Should you Fear Sharks or Snakes in the Philippines?

The first time I visited the ocean in the Philippines I asked the bangkero or boatman the question, that a typical Italian used to the safe and (relatively) shark-free waters of the Mediterranean Sea, asks whenever he steps out of the comfort zone of the Med: “may pating ba dito?” (“Are there any sharks here?”). The man chuckled and replied: “wala, takot sa tao ang mga iyon, dito pinupulutan namin ang mga pating” basically meaning that in the Philippines sharks steer cleer of humans as humans like to turn them into pulutan (snack for binge drinkers).

I ventured into some remote areas of the Sierra Madre mountains where the forest gets rather thick and got rather concerned that I might run into some cobras or pythons. Well, I got pretty much the same answer “walang ahas (snake) dito: pinupulutan namin ang mga iyon”.
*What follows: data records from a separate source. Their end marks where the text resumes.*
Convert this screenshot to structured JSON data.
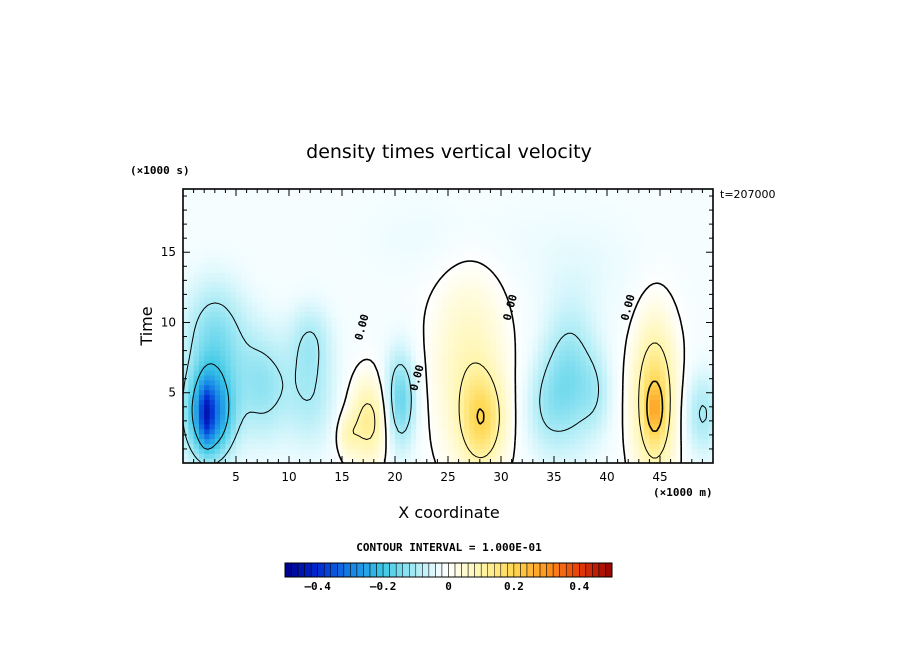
{
  "chart_data": {
    "type": "heatmap",
    "title": "density times vertical velocity",
    "xlabel": "X coordinate",
    "ylabel": "Time",
    "x_unit_label": "(×1000 m)",
    "y_unit_label": "(×1000 s)",
    "time_stamp": "t=207000",
    "xlim": [
      0,
      50
    ],
    "ylim": [
      0,
      19.5
    ],
    "x_ticks": [
      5,
      10,
      15,
      20,
      25,
      30,
      35,
      40,
      45
    ],
    "x_tick_labels": [
      "5",
      "10",
      "15",
      "20",
      "25",
      "30",
      "35",
      "40",
      "45"
    ],
    "y_ticks": [
      5,
      10,
      15
    ],
    "y_tick_labels": [
      "5",
      "10",
      "15"
    ],
    "contour_interval_text": "CONTOUR INTERVAL = 1.000E-01",
    "contour_label": "0.00",
    "colorbar": {
      "min": -0.5,
      "max": 0.5,
      "tick_values": [
        -0.4,
        -0.2,
        0,
        0.2,
        0.4
      ],
      "tick_labels": [
        "–0.4",
        "–0.2",
        "0",
        "0.2",
        "0.4"
      ]
    },
    "field_blobs": [
      {
        "x": 2.5,
        "y": 3.5,
        "sx": 2.2,
        "sy": 3.2,
        "v": -0.3
      },
      {
        "x": 2.2,
        "y": 3.5,
        "sx": 0.6,
        "sy": 2.0,
        "v": -0.12
      },
      {
        "x": 3.0,
        "y": 9.0,
        "sx": 3.0,
        "sy": 4.0,
        "v": -0.12
      },
      {
        "x": 7.5,
        "y": 5.5,
        "sx": 2.5,
        "sy": 4.0,
        "v": -0.1
      },
      {
        "x": 12.0,
        "y": 5.0,
        "sx": 2.5,
        "sy": 4.0,
        "v": -0.08
      },
      {
        "x": 12.0,
        "y": 9.0,
        "sx": 2.0,
        "sy": 2.5,
        "v": -0.06
      },
      {
        "x": 17.5,
        "y": 3.0,
        "sx": 1.8,
        "sy": 3.0,
        "v": 0.14
      },
      {
        "x": 15.5,
        "y": 2.0,
        "sx": 1.0,
        "sy": 1.5,
        "v": 0.07
      },
      {
        "x": 20.5,
        "y": 4.5,
        "sx": 1.5,
        "sy": 3.5,
        "v": -0.15
      },
      {
        "x": 27.0,
        "y": 7.0,
        "sx": 3.5,
        "sy": 7.0,
        "v": 0.09
      },
      {
        "x": 28.2,
        "y": 3.0,
        "sx": 2.0,
        "sy": 3.2,
        "v": 0.16
      },
      {
        "x": 34.0,
        "y": 4.0,
        "sx": 2.0,
        "sy": 3.5,
        "v": -0.06
      },
      {
        "x": 36.5,
        "y": 6.0,
        "sx": 2.5,
        "sy": 5.0,
        "v": -0.12
      },
      {
        "x": 39.0,
        "y": 5.0,
        "sx": 1.5,
        "sy": 3.0,
        "v": -0.05
      },
      {
        "x": 44.5,
        "y": 4.5,
        "sx": 2.0,
        "sy": 5.5,
        "v": 0.2
      },
      {
        "x": 44.5,
        "y": 3.8,
        "sx": 0.8,
        "sy": 1.8,
        "v": 0.1
      },
      {
        "x": 49.0,
        "y": 3.5,
        "sx": 1.8,
        "sy": 3.0,
        "v": -0.09
      },
      {
        "x": 38.0,
        "y": 14.0,
        "sx": 6.0,
        "sy": 4.0,
        "v": -0.02
      },
      {
        "x": 25.0,
        "y": 16.0,
        "sx": 8.0,
        "sy": 3.0,
        "v": -0.02
      }
    ]
  }
}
So, according to the claims of the mayabang (boastful) machos I ran into, it seems like sharks, cobras and pythons are no threat for tourists as they become pulutan for drinkers of Cuatro Cantos, Tanduay, Ginebra San Miguel, Emperador and other pampainit drinks.

So, if you are planning to go on some hardcore type of adventure in the Philippines, just go for it……beware of pickpockets though!

The Bus with “Pundido” or Blown Out Headlights in the Night

I spent few days in Damortis, La Union, Northern Philippines, to visit some Filipinos who live in Rome and who were born and raised in La Union.

Because Damortis is quite close to Baguio City, the Summer Capital of the Philippines, I seized the opportunity to get there by bus.

On the way back it was dark and it was foggy but we made it back to Damortis without a hitch.

When I got off the bus I noticed an interesting detail: the headlights were blown out or pundido.

Not only that: on the winding road that connects Baguio to the coastal plains I saw buses overtaking other cars and even buses in various curves. I’ve seen that happening many times.

Why am I bringing this up?

Well, I am bringing this up for various reasons.

One has to do with practical aspects: If you are married to a Filipina and visit the country, you might want to do what couples often do while on holiday, namely rent a car and go on some kind of road trip with your Filipino wife.

Theoretically the Philippines is a paradise for lovers of road trips and roads are improving, more and more expressways are being built (for example nowadays it is possible to drive from Manila all the way to Pangasinan on a new stretch of expressway that, the last time I visited the Philippines, only linked Manila to Dau) and most national roads such as the Mc Arthur Highway or the Maharlikang Daan are quite well paved.

The real challenge involves safety and the picture above I shot in Damortis, La Union is very telling: if you drive in the Philippines you might share the road with cars or buses with blown out headlights, cars with worn out brakes or overly vulcanized tyres.

In addition, you might bump into a bus that is overtaking a car or a bus in a curve and have to be clever enough to avoid a collision.

I come from Southern Italy and Southern Italy is widely known for its unruly drivers, yet, although I have learned how to drive here and I am used to drivers who turn without signaling, drivers who double park, drivers who cut you off or tailgate I got scared of driving in the Philippines.

I tried it twice and then I gave up.

Talking more in general I believe that the bus with blown out headlights is one of those symbols or metaphors that well describe the character of Filipinos

The Philippines is one of those nations where life is cheap. Filipinos cut back on safety measures as much as they cut back on taking care of their health.

It is true that health care in the Philippines is largely private but prevention is cheap. Driving slower, respecting the signs or waiting that the road gets straight before overtaking does not cost money. Abstaining from excessive alcohol consumption doesn’t cost money. Eating less white rice and more vegetables is not that expensive, especially for Filipinos who live abroad and earn enough money to buy a nice car or the latest i-phone.

Yes, way too many Filipinos neglect health and safety and take unnecessary risks and being married to a Filipina may entail being in a relationship with a person who is, metaphorically speaking, like the bus with blown out headlights in the middle of the night.